¿Cómo no vas a sentir soledad
si tu monólogo mental se maneja constantemente
con pensamientos solitarios?
¿Y qué son pensamientos solitarios? Los referidos a mí, un ente aislado en un mundo del que se siente víctima, al que tiene que agradar, del que teme el rechazo o del que recibe su bienestar…
“¿Qué haré cuando llegue a casa?”, “Me han dicho que no…”, “No me gusta cómo me he visto en el espejo”, “¿Y si no me tienen en cuenta?”, “¿Qué voy a comer hoy?”, “¿Habré sido demasiado atrevido?”, “Tengo que impresionarles”, “No lo he conseguido”, “Me duele la cabeza más que ayer y esto puede ser grave”… Incluso aquéllos que parecen versar sobre otros, si los miramos bien, son intensamente personales: “Me preocupa la salud de mi pareja”, “¿Por qué está siempre tan serio?”, “¿Sabrá manejarse bien mi hija en esa situación?”, “¿Y si se muere mi mascota?”… De un modo u otro, son pensamientos de supervivencia que, cuando los asumimos automáticamente, nos generan temor o inquietud porque asumimos que nuestra estabilidad emocional puede verse comprometida.
La nota común de todos ellos es muy básica: yo, yo, yo, yo… y en torno a ese pequeño pensamiento llamado yo, giran todas las películas con las que trata de protegerse o validarse en un universo que parece no amarle.
Sin embargo, sabemos que nuestra experiencia no proviene de lo que sucede ahí afuera: movimientos, eventos, sucesos… Nuestra experiencia emocional surge cuando nos creemos las interpretaciones que la mente que se cree separada genera sobre ello. Y esa mente miope y reducida no puede funcionar más que dentro de su limitación, surgida de la idea demente de separación que llevamos alimentando tanto tiempo.

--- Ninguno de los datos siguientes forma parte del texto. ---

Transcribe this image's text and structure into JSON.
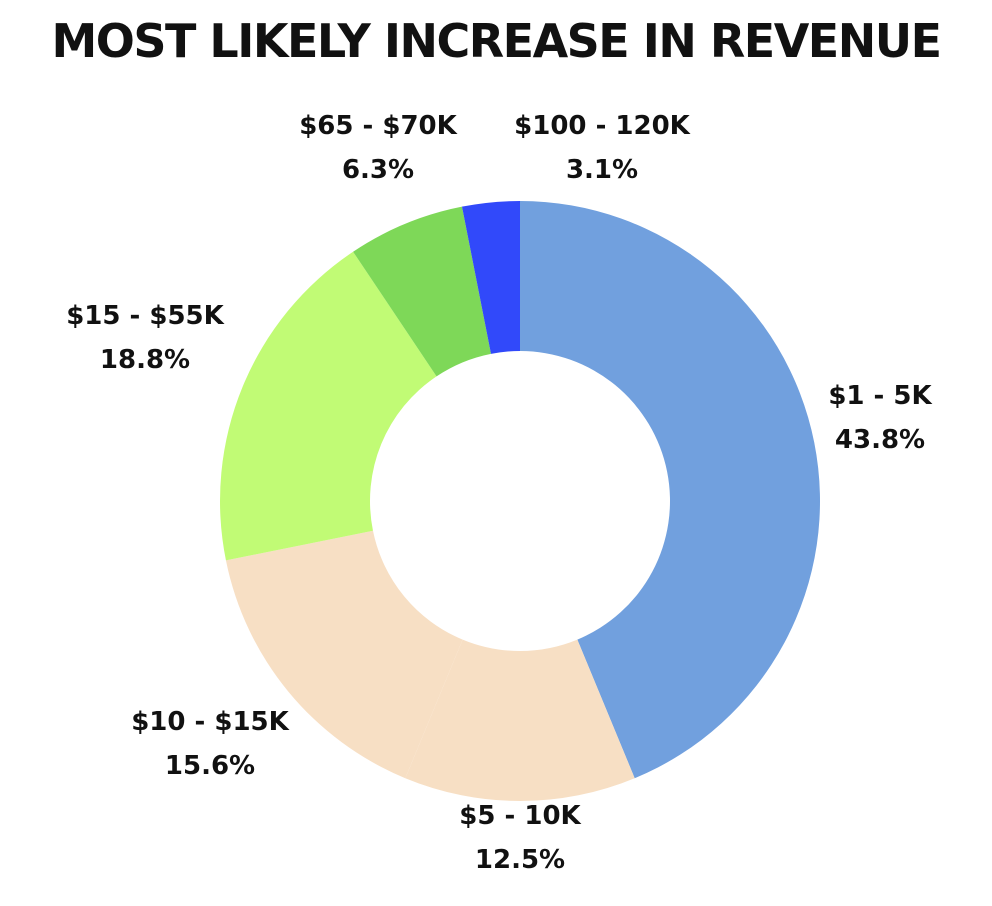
{
  "chart_data": {
    "type": "pie",
    "title": "MOST LIKELY INCREASE IN REVENUE",
    "categories": [
      "$1 - 5K",
      "$5 - 10K",
      "$10 - $15K",
      "$15 - $55K",
      "$65 - $70K",
      "$100 - 120K"
    ],
    "values": [
      43.8,
      12.5,
      15.6,
      18.8,
      6.3,
      3.1
    ],
    "value_labels": [
      "43.8%",
      "12.5%",
      "15.6%",
      "18.8%",
      "6.3%",
      "3.1%"
    ],
    "colors": [
      "#71A0DE",
      "#F7DFC4",
      "#F7DFC4",
      "#C1FB75",
      "#7ED858",
      "#3149FA"
    ],
    "donut": true,
    "legend": "none",
    "label_placement": "outside"
  }
}
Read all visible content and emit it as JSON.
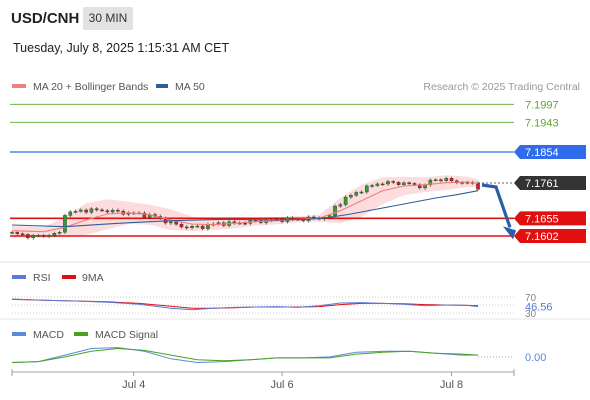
{
  "header": {
    "pair": "USD/CNH",
    "timeframe": "30 MIN",
    "datetime": "Tuesday, July 8, 2025 1:15:31 AM CET",
    "credit": "Research © 2025 Trading Central"
  },
  "colors": {
    "ma20": "#f08080",
    "ma50": "#2f5f99",
    "bands_fill": "#fcdcdc",
    "resistance": "#5aaa2a",
    "pivot": "#2f6bea",
    "support": "#e01010",
    "rsi": "#5b79d6",
    "rsi_ma": "#e01010",
    "macd": "#5b8ad6",
    "macd_signal": "#4aa020",
    "arrow": "#2a5fa8",
    "candle_up": "#2e9e2e",
    "candle_down": "#cc2222"
  },
  "chart_data": [
    {
      "type": "candlestick",
      "name": "price",
      "legend": [
        {
          "label": "MA 20 + Bollinger Bands",
          "color": "#f08080"
        },
        {
          "label": "MA 50",
          "color": "#2f5f99"
        }
      ],
      "last_price": 7.1761,
      "ylim": [
        7.159,
        7.201
      ],
      "levels": [
        {
          "label": "7.1997",
          "value": 7.1997,
          "kind": "resistance"
        },
        {
          "label": "7.1943",
          "value": 7.1943,
          "kind": "resistance"
        },
        {
          "label": "7.1854",
          "value": 7.1854,
          "kind": "pivot"
        },
        {
          "label": "7.1655",
          "value": 7.1655,
          "kind": "support"
        },
        {
          "label": "7.1602",
          "value": 7.1602,
          "kind": "support"
        }
      ],
      "forecast_arrow": {
        "from": 7.1755,
        "to": 7.1604
      },
      "close_path": [
        [
          0,
          7.161
        ],
        [
          4,
          7.16
        ],
        [
          9,
          7.161
        ],
        [
          10,
          7.167
        ],
        [
          14,
          7.168
        ],
        [
          18,
          7.1678
        ],
        [
          21,
          7.1672
        ],
        [
          24,
          7.1668
        ],
        [
          27,
          7.166
        ],
        [
          30,
          7.164
        ],
        [
          33,
          7.1628
        ],
        [
          36,
          7.163
        ],
        [
          39,
          7.164
        ],
        [
          42,
          7.164
        ],
        [
          45,
          7.1645
        ],
        [
          48,
          7.1648
        ],
        [
          51,
          7.1652
        ],
        [
          54,
          7.1652
        ],
        [
          57,
          7.1655
        ],
        [
          60,
          7.166
        ],
        [
          61,
          7.169
        ],
        [
          63,
          7.1715
        ],
        [
          66,
          7.174
        ],
        [
          69,
          7.176
        ],
        [
          72,
          7.1762
        ],
        [
          75,
          7.1758
        ],
        [
          78,
          7.175
        ],
        [
          79,
          7.177
        ],
        [
          81,
          7.1772
        ],
        [
          84,
          7.1765
        ],
        [
          86,
          7.176
        ],
        [
          87,
          7.176
        ],
        [
          88,
          7.1748
        ]
      ],
      "ma20": [
        [
          0,
          7.1618
        ],
        [
          6,
          7.1615
        ],
        [
          10,
          7.1628
        ],
        [
          14,
          7.165
        ],
        [
          18,
          7.1668
        ],
        [
          22,
          7.1672
        ],
        [
          26,
          7.1666
        ],
        [
          30,
          7.165
        ],
        [
          34,
          7.1638
        ],
        [
          38,
          7.1636
        ],
        [
          42,
          7.164
        ],
        [
          46,
          7.1645
        ],
        [
          50,
          7.1648
        ],
        [
          54,
          7.1652
        ],
        [
          58,
          7.1655
        ],
        [
          62,
          7.1678
        ],
        [
          66,
          7.1708
        ],
        [
          70,
          7.1738
        ],
        [
          74,
          7.1752
        ],
        [
          78,
          7.1756
        ],
        [
          82,
          7.1762
        ],
        [
          86,
          7.1764
        ],
        [
          88,
          7.176
        ]
      ],
      "ma50": [
        [
          0,
          7.1635
        ],
        [
          10,
          7.163
        ],
        [
          20,
          7.164
        ],
        [
          30,
          7.1648
        ],
        [
          40,
          7.1652
        ],
        [
          50,
          7.165
        ],
        [
          56,
          7.1652
        ],
        [
          60,
          7.1658
        ],
        [
          64,
          7.1668
        ],
        [
          68,
          7.168
        ],
        [
          72,
          7.1692
        ],
        [
          76,
          7.1704
        ],
        [
          80,
          7.1716
        ],
        [
          84,
          7.1726
        ],
        [
          88,
          7.1738
        ]
      ],
      "bb_upper": [
        [
          0,
          7.1632
        ],
        [
          6,
          7.1628
        ],
        [
          10,
          7.166
        ],
        [
          14,
          7.17
        ],
        [
          18,
          7.1712
        ],
        [
          22,
          7.1705
        ],
        [
          26,
          7.1696
        ],
        [
          30,
          7.1682
        ],
        [
          34,
          7.166
        ],
        [
          38,
          7.1652
        ],
        [
          42,
          7.1655
        ],
        [
          46,
          7.1657
        ],
        [
          50,
          7.1659
        ],
        [
          54,
          7.1661
        ],
        [
          58,
          7.1665
        ],
        [
          62,
          7.1716
        ],
        [
          66,
          7.1756
        ],
        [
          70,
          7.1778
        ],
        [
          74,
          7.178
        ],
        [
          78,
          7.1778
        ],
        [
          82,
          7.1784
        ],
        [
          86,
          7.178
        ],
        [
          88,
          7.1772
        ]
      ],
      "bb_lower": [
        [
          0,
          7.1598
        ],
        [
          6,
          7.1596
        ],
        [
          10,
          7.16
        ],
        [
          14,
          7.1606
        ],
        [
          18,
          7.1622
        ],
        [
          22,
          7.1638
        ],
        [
          26,
          7.1636
        ],
        [
          30,
          7.162
        ],
        [
          34,
          7.1616
        ],
        [
          38,
          7.162
        ],
        [
          42,
          7.1625
        ],
        [
          46,
          7.1633
        ],
        [
          50,
          7.1637
        ],
        [
          54,
          7.1643
        ],
        [
          58,
          7.1645
        ],
        [
          62,
          7.164
        ],
        [
          66,
          7.166
        ],
        [
          70,
          7.1698
        ],
        [
          74,
          7.1724
        ],
        [
          78,
          7.1734
        ],
        [
          82,
          7.174
        ],
        [
          86,
          7.1748
        ],
        [
          88,
          7.1748
        ]
      ]
    },
    {
      "type": "line",
      "name": "rsi",
      "legend": [
        {
          "label": "RSI",
          "color": "#5b79d6"
        },
        {
          "label": "9MA",
          "color": "#e01010"
        }
      ],
      "ylim": [
        30,
        70
      ],
      "tick_labels": [
        "70",
        "30"
      ],
      "last_value": 46.56,
      "last_label": "46.56",
      "rsi": [
        [
          0,
          65
        ],
        [
          6,
          62
        ],
        [
          12,
          60
        ],
        [
          18,
          57
        ],
        [
          24,
          52
        ],
        [
          30,
          42
        ],
        [
          34,
          38
        ],
        [
          38,
          42
        ],
        [
          42,
          44
        ],
        [
          46,
          45
        ],
        [
          50,
          46
        ],
        [
          54,
          44
        ],
        [
          58,
          48
        ],
        [
          62,
          55
        ],
        [
          66,
          56
        ],
        [
          70,
          54
        ],
        [
          74,
          52
        ],
        [
          78,
          48
        ],
        [
          82,
          50
        ],
        [
          86,
          49
        ],
        [
          88,
          46
        ]
      ],
      "ma9": [
        [
          0,
          64
        ],
        [
          6,
          62
        ],
        [
          12,
          60
        ],
        [
          18,
          58
        ],
        [
          24,
          54
        ],
        [
          30,
          47
        ],
        [
          34,
          42
        ],
        [
          38,
          42
        ],
        [
          42,
          43
        ],
        [
          46,
          45
        ],
        [
          50,
          45
        ],
        [
          54,
          45
        ],
        [
          58,
          46
        ],
        [
          62,
          51
        ],
        [
          66,
          54
        ],
        [
          70,
          54
        ],
        [
          74,
          53
        ],
        [
          78,
          51
        ],
        [
          82,
          50
        ],
        [
          86,
          49
        ],
        [
          88,
          48
        ]
      ]
    },
    {
      "type": "line",
      "name": "macd",
      "legend": [
        {
          "label": "MACD",
          "color": "#5b8ad6"
        },
        {
          "label": "MACD Signal",
          "color": "#4aa020"
        }
      ],
      "ylim": [
        -0.0014,
        0.0016
      ],
      "tick_labels": [
        "0.00"
      ],
      "zero_label": "0.00",
      "macd": [
        [
          0,
          -0.0006
        ],
        [
          5,
          -0.0005
        ],
        [
          10,
          0.0002
        ],
        [
          15,
          0.0009
        ],
        [
          20,
          0.001
        ],
        [
          25,
          0.0006
        ],
        [
          30,
          -0.0002
        ],
        [
          35,
          -0.0006
        ],
        [
          40,
          -0.0005
        ],
        [
          45,
          -0.0003
        ],
        [
          50,
          -0.0001
        ],
        [
          55,
          -0.0001
        ],
        [
          60,
          0.0
        ],
        [
          65,
          0.0005
        ],
        [
          70,
          0.0006
        ],
        [
          75,
          0.0006
        ],
        [
          80,
          0.0004
        ],
        [
          85,
          0.0002
        ],
        [
          88,
          0.0002
        ]
      ],
      "signal": [
        [
          0,
          -0.0006
        ],
        [
          5,
          -0.0005
        ],
        [
          10,
          0.0
        ],
        [
          15,
          0.0006
        ],
        [
          20,
          0.0009
        ],
        [
          25,
          0.0007
        ],
        [
          30,
          0.0002
        ],
        [
          35,
          -0.0003
        ],
        [
          40,
          -0.0004
        ],
        [
          45,
          -0.0003
        ],
        [
          50,
          -0.0001
        ],
        [
          55,
          -0.0001
        ],
        [
          60,
          -0.0001
        ],
        [
          65,
          0.0003
        ],
        [
          70,
          0.0005
        ],
        [
          75,
          0.0006
        ],
        [
          80,
          0.0004
        ],
        [
          85,
          0.0003
        ],
        [
          88,
          0.0002
        ]
      ]
    }
  ],
  "xaxis": {
    "range": [
      0,
      88
    ],
    "ticks": [
      {
        "label": "Jul 4",
        "index": 23
      },
      {
        "label": "Jul 6",
        "index": 51
      },
      {
        "label": "Jul 8",
        "index": 83
      }
    ]
  }
}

Y, no obstante, esa mentalidad no es el problema, sino el haberla asumido como cierta en sus presupuestos. En la base de todos ellos, está la soledad, la separación, el aislamiento, que alimenta todo nuestro monólogo cotidiano. La soledad no tiene nada que ver con que no haya otros cuerpos a mi lado, sino en la adicción a este monólogo ignorante de la realidad. Aún rodeada de muchas personas, si lo sigo alimentando, me puedo sentir como la más abandonada de las criaturas.

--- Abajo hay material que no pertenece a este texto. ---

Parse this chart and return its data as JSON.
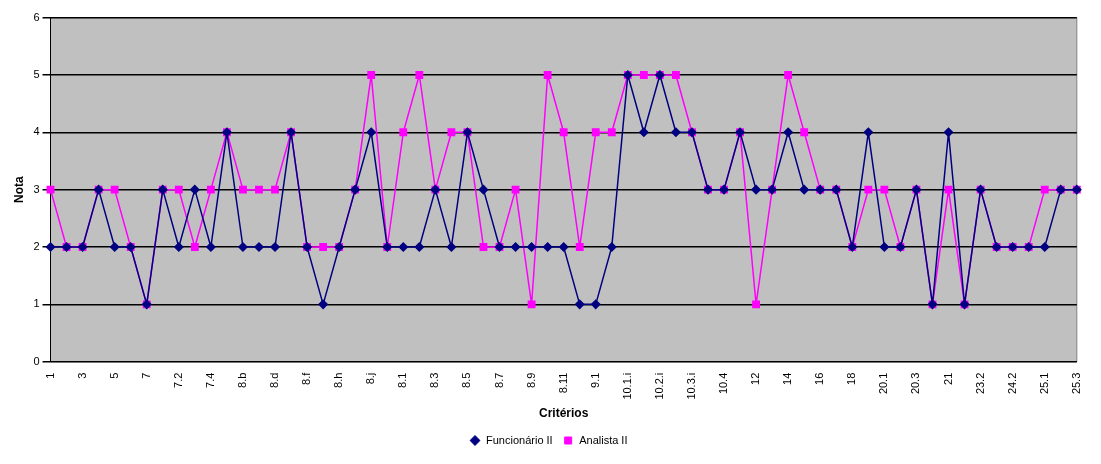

Pero… ¿Y si aprendiéramos a observar ese funcionamiento con total amabilidad y desapego, como quien escucha una antigua grabación que se repite automáticamente? ¿Y si en esa observación constatásemos vivencialmente como nuestro cuerpo se encoge, nuestros tejidos se contraen y nuestra respiración se minimiza al identificarnos con tal monólogo solitario y demente? No puede ser de otra manera, ya que la separación es tan imposible de digerir por nuestro sistema que el malestar está asegurado cuando creemos en ella.
¿Y si, mientras vamos asumiendo esta constatación, naturalmente nos sintiéramos descansar en un espacio más profundo, más amplio, libre de condicionamientos, en el que la soledad es inexistente, ya que todo es unidad? Es como si, en lugar de encerrarnos en las solitarias nubes que pasan, les permitiéramos transitar mientras permanecemos reconociéndonos como el amplio cielo en el que se mueven.
Esa es nuestra libertad, el ejercicio natural de nuestro libre albedrío, que podemos experimentar ante cada pensamiento que nos es propuesto por esa mente de supervivencia ancestral. ¿Los asumimos como ciertos? Si nos encogen y aíslan por dentro, generando soledad… ¿Para qué los queremos?
Y, en su lugar, elegimos descansar como el cielo de la consciencia que observa, permite, siente… de ahí surgirán de forma espontánea pensamientos reales, conectados con la paz, con la unidad que somos, pensamientos de amor, pura creatividad… que nos acompañarán e iluminarán nuestro caminar.